The vulnerability manifests when tar-rs encounters an archive entry with both a nonzero base header size and a PAX size extension. Instead of unconditionally honoring the PAX size override as specified in the PAX standard, tar-rs conditionally skips it. For technical implementation details, see the GitHub Security Advisory.
Detection Methods for CVE-2026-33055
Indicators of Compromise
- Tar archives containing PAX extended headers with size values that differ from their corresponding base header sizes
- Unexpected file size discrepancies when the same archive is extracted by different tools
- Log entries indicating archive extraction anomalies or file truncation issues
Detection Strategies
- Implement dependency scanning to identify applications using tar-rs versions 0.4.44 and below
- Monitor for tar archives with conflicting base header and PAX size values using archive analysis tools
- Cross-reference archive contents when processed by multiple systems to detect parsing inconsistencies
- Use software composition analysis (SCA) tools to flag vulnerable tar-rs dependencies in Rust projects
Monitoring Recommendations
- Enable verbose logging for archive extraction operations in applications using tar-rs
- Implement file integrity monitoring for directories where tar archives are regularly extracted
- Monitor Cargo.lock files in CI/CD pipelines for vulnerable tar crate versions
- Set up alerts for dependency updates to ensure timely patching of the tar-rs library
How to Mitigate CVE-2026-33055
Immediate Actions Required
- Upgrade tar-rs to version 0.4.45 or later immediately
- Audit applications using the tar crate to identify all affected deployments
- Review any archives processed by affected systems for potential manipulation
- Implement input validation for tar archives from untrusted sources
Patch Information
The vulnerability has been fixed in tar-rs version 0.4.45. The patch corrects the PAX size header handling to unconditionally honor PAX size overrides, aligning with the behavior of other standard tar implementations.
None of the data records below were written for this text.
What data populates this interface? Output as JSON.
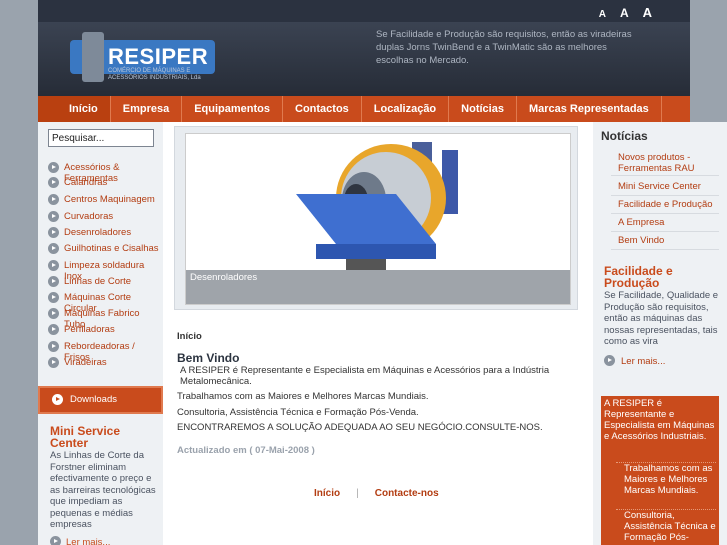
{
  "header": {
    "font_sizes": [
      "A",
      "A",
      "A"
    ],
    "logo_text": "RESIPER",
    "logo_sub": "COMÉRCIO DE MÁQUINAS E ACESSÓRIOS INDUSTRIAIS, Lda",
    "tagline": "Se Facilidade e Produção são requisitos, então as viradeiras duplas Jorns TwinBend e a TwinMatic são as melhores escolhas no Mercado."
  },
  "nav": [
    "Início",
    "Empresa",
    "Equipamentos",
    "Contactos",
    "Localização",
    "Notícias",
    "Marcas Representadas"
  ],
  "left": {
    "search_value": "Pesquisar...",
    "menu": [
      "Acessórios & Ferramentas",
      "Calandras",
      "Centros Maquinagem",
      "Curvadoras",
      "Desenroladores",
      "Guilhotinas e Cisalhas",
      "Limpeza soldadura Inox",
      "Linhas de Corte",
      "Máquinas Corte Circular",
      "Máquinas Fabrico Tubo",
      "Perfiladoras",
      "Rebordeadoras / Frisos",
      "Viradeiras"
    ],
    "downloads": "Downloads",
    "msc_title": "Mini Service Center",
    "msc_text": "As Linhas de Corte da Forstner eliminam efectivamente o preço e as barreiras tecnológicas que impediam as pequenas e médias empresas",
    "msc_more": "Ler mais..."
  },
  "center": {
    "banner_caption": "Desenroladores",
    "breadcrumb": "Início",
    "welcome_title": "Bem Vindo",
    "welcome_paragraphs": [
      "A RESIPER é Representante e Especialista em Máquinas e Acessórios para a Indústria Metalomecânica.",
      "Trabalhamos com as Maiores e Melhores Marcas Mundiais.",
      "Consultoria, Assistência Técnica e Formação Pós-Venda.",
      "ENCONTRAREMOS A SOLUÇÃO ADEQUADA AO SEU NEGÓCIO.CONSULTE-NOS."
    ],
    "updated": "Actualizado em ( 07-Mai-2008 )",
    "footer_links": [
      "Início",
      "|",
      "Contacte-nos"
    ]
  },
  "right": {
    "news_title": "Notícias",
    "news": [
      "Novos produtos - Ferramentas RAU",
      "Mini Service Center",
      "Facilidade e Produção",
      "A Empresa",
      "Bem Vindo"
    ],
    "fp_title": "Facilidade e Produção",
    "fp_text": "Se Facilidade, Qualidade e Produção são requisitos, então as máquinas das nossas representadas, tais como as vira",
    "fp_more": "Ler mais...",
    "promo_head": "A RESIPER é Representante e Especialista em Máquinas e Acessórios Industriais.",
    "promo_items": [
      "Trabalhamos com as Maiores e Melhores Marcas Mundiais.",
      "Consultoria, Assistência Técnica e Formação Pós-"
    ]
  },
  "colors": {
    "accent": "#c94b1c",
    "header": "#2b3240",
    "sidebar": "#eef1f4"
  }
}
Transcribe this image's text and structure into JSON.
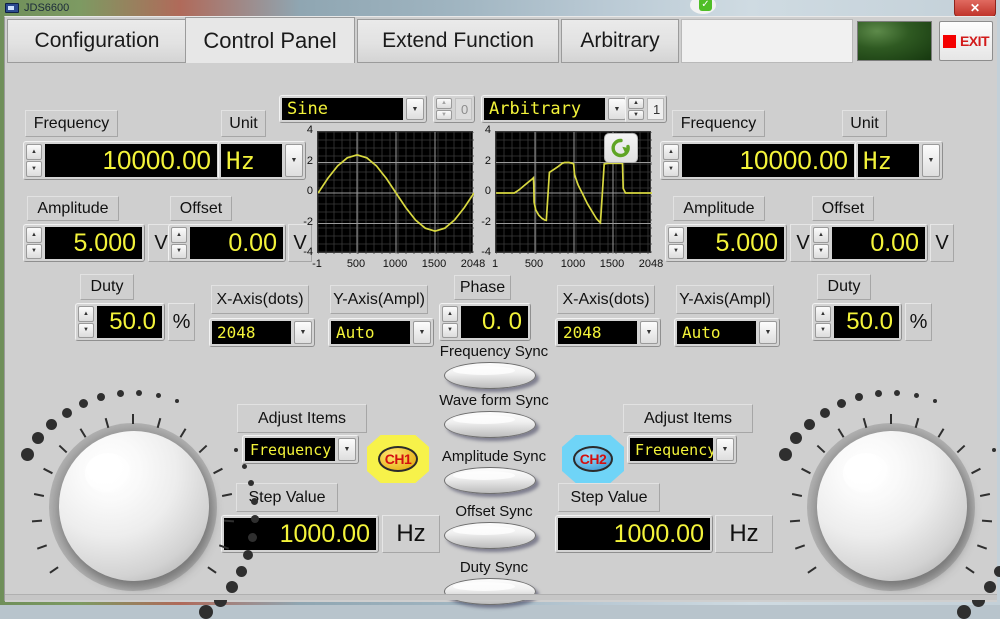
{
  "window": {
    "title": "JDS6600",
    "close_label": "✕"
  },
  "tabs": [
    {
      "label": "Configuration",
      "active": false
    },
    {
      "label": "Control Panel",
      "active": true
    },
    {
      "label": "Extend Function",
      "active": false
    },
    {
      "label": "Arbitrary",
      "active": false
    }
  ],
  "toolbar": {
    "exit_label": "EXIT",
    "exit_icon": "red-square-icon",
    "lamp_color": "#2f5a22"
  },
  "colors": {
    "lcd_bg": "#000000",
    "lcd_text": "#f3f33a",
    "panel_bg": "#cfcfcf",
    "exit_red": "#d21b1b",
    "ch1_badge": "#f7f24a",
    "ch2_badge": "#6fd4f7",
    "wave_trace": "#d8d840"
  },
  "ch1": {
    "waveform": {
      "value": "Sine",
      "index": "0",
      "index_disabled": true
    },
    "frequency": {
      "label": "Frequency",
      "value": "10000.00"
    },
    "unit": {
      "label": "Unit",
      "value": "Hz"
    },
    "amplitude": {
      "label": "Amplitude",
      "value": "5.000",
      "unit": "V"
    },
    "offset": {
      "label": "Offset",
      "value": "0.00",
      "unit": "V"
    },
    "duty": {
      "label": "Duty",
      "value": "50.0",
      "unit": "%"
    },
    "xaxis": {
      "label": "X-Axis(dots)",
      "value": "2048"
    },
    "yaxis": {
      "label": "Y-Axis(Ampl)",
      "value": "Auto"
    },
    "adjust_items": {
      "label": "Adjust Items",
      "value": "Frequency"
    },
    "step_value": {
      "label": "Step Value",
      "value": "1000.00",
      "unit": "Hz"
    },
    "badge": "CH1"
  },
  "ch2": {
    "waveform": {
      "value": "Arbitrary",
      "index": "1",
      "index_disabled": false
    },
    "frequency": {
      "label": "Frequency",
      "value": "10000.00"
    },
    "unit": {
      "label": "Unit",
      "value": "Hz"
    },
    "amplitude": {
      "label": "Amplitude",
      "value": "5.000",
      "unit": "V"
    },
    "offset": {
      "label": "Offset",
      "value": "0.00",
      "unit": "V"
    },
    "duty": {
      "label": "Duty",
      "value": "50.0",
      "unit": "%"
    },
    "xaxis": {
      "label": "X-Axis(dots)",
      "value": "2048"
    },
    "yaxis": {
      "label": "Y-Axis(Ampl)",
      "value": "Auto"
    },
    "adjust_items": {
      "label": "Adjust Items",
      "value": "Frequency"
    },
    "step_value": {
      "label": "Step Value",
      "value": "1000.00",
      "unit": "Hz"
    },
    "badge": "CH2",
    "refresh_icon": "refresh-icon"
  },
  "phase": {
    "label": "Phase",
    "value": "0. 0"
  },
  "sync": [
    {
      "label": "Frequency Sync"
    },
    {
      "label": "Wave form Sync"
    },
    {
      "label": "Amplitude Sync"
    },
    {
      "label": "Offset Sync"
    },
    {
      "label": "Duty  Sync"
    }
  ],
  "chart_data": [
    {
      "type": "line",
      "title": "CH1 Waveform Preview",
      "waveform": "Sine",
      "xlabel": "",
      "ylabel": "",
      "xlim": [
        -1,
        2048
      ],
      "ylim": [
        -4,
        4
      ],
      "xticks": [
        "-1",
        "500",
        "1000",
        "1500",
        "2048"
      ],
      "yticks": [
        "4",
        "2",
        "0",
        "-2",
        "-4"
      ],
      "grid": true,
      "series": [
        {
          "name": "Sine",
          "color": "#d8d840",
          "amplitude": 2.5,
          "cycles": 1,
          "points_x": [
            0,
            128,
            256,
            384,
            512,
            640,
            768,
            896,
            1024,
            1152,
            1280,
            1408,
            1536,
            1664,
            1792,
            1920,
            2048
          ],
          "points_y": [
            0,
            0.96,
            1.77,
            2.31,
            2.5,
            2.31,
            1.77,
            0.96,
            0,
            -0.96,
            -1.77,
            -2.31,
            -2.5,
            -2.31,
            -1.77,
            -0.96,
            0
          ]
        }
      ]
    },
    {
      "type": "line",
      "title": "CH2 Waveform Preview",
      "waveform": "Arbitrary",
      "xlabel": "",
      "ylabel": "",
      "xlim": [
        -1,
        2048
      ],
      "ylim": [
        -4,
        4
      ],
      "xticks": [
        "1",
        "500",
        "1000",
        "1500",
        "2048"
      ],
      "yticks": [
        "4",
        "2",
        "0",
        "-2",
        "-4"
      ],
      "grid": true,
      "series": [
        {
          "name": "Arbitrary 1",
          "color": "#d8d840",
          "points_x": [
            0,
            240,
            300,
            360,
            420,
            470,
            490,
            495,
            500,
            520,
            560,
            600,
            640,
            660,
            670,
            700,
            760,
            820,
            870,
            900,
            960,
            1000,
            1020,
            1030,
            1080,
            1140,
            1200,
            1260,
            1320,
            1360,
            1370,
            1380,
            1420,
            1470,
            1500,
            1620,
            1660,
            1670,
            1700,
            1800,
            2048
          ],
          "points_y": [
            0,
            0,
            0.2,
            0.45,
            0.7,
            0.9,
            1.0,
            0.5,
            -0.6,
            -1.1,
            -1.45,
            -1.65,
            -1.78,
            -1.8,
            -1.0,
            1.35,
            1.55,
            1.75,
            1.95,
            2.0,
            2.0,
            1.95,
            1.9,
            1.2,
            0.5,
            -0.1,
            -0.7,
            -1.2,
            -1.7,
            -1.9,
            -1.95,
            -1.3,
            1.9,
            1.95,
            1.95,
            1.95,
            1.95,
            0.3,
            0,
            0,
            0
          ]
        }
      ]
    }
  ]
}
The fix is available via the GitHub commit.
To update the dependency in your Rust project, modify your Cargo.toml to require the patched version.
Workarounds
- Validate tar archives using a standard-compliant parser before processing with tar-rs
- Implement additional integrity checks comparing archive contents across multiple parser implementations
- Restrict archive processing to trusted sources only until the patch can be applied
- Consider temporarily switching to an alternative tar parsing library that correctly handles PAX headers
# Update tar-rs dependency to patched version
cargo update -p tar --precise 0.4.45
# Verify the installed version
cargo tree -p tar
# Audit for vulnerable dependencies
cargo audit
Disclaimer: This content was generated using AI. While we strive for accuracy, please verify critical information with official sources.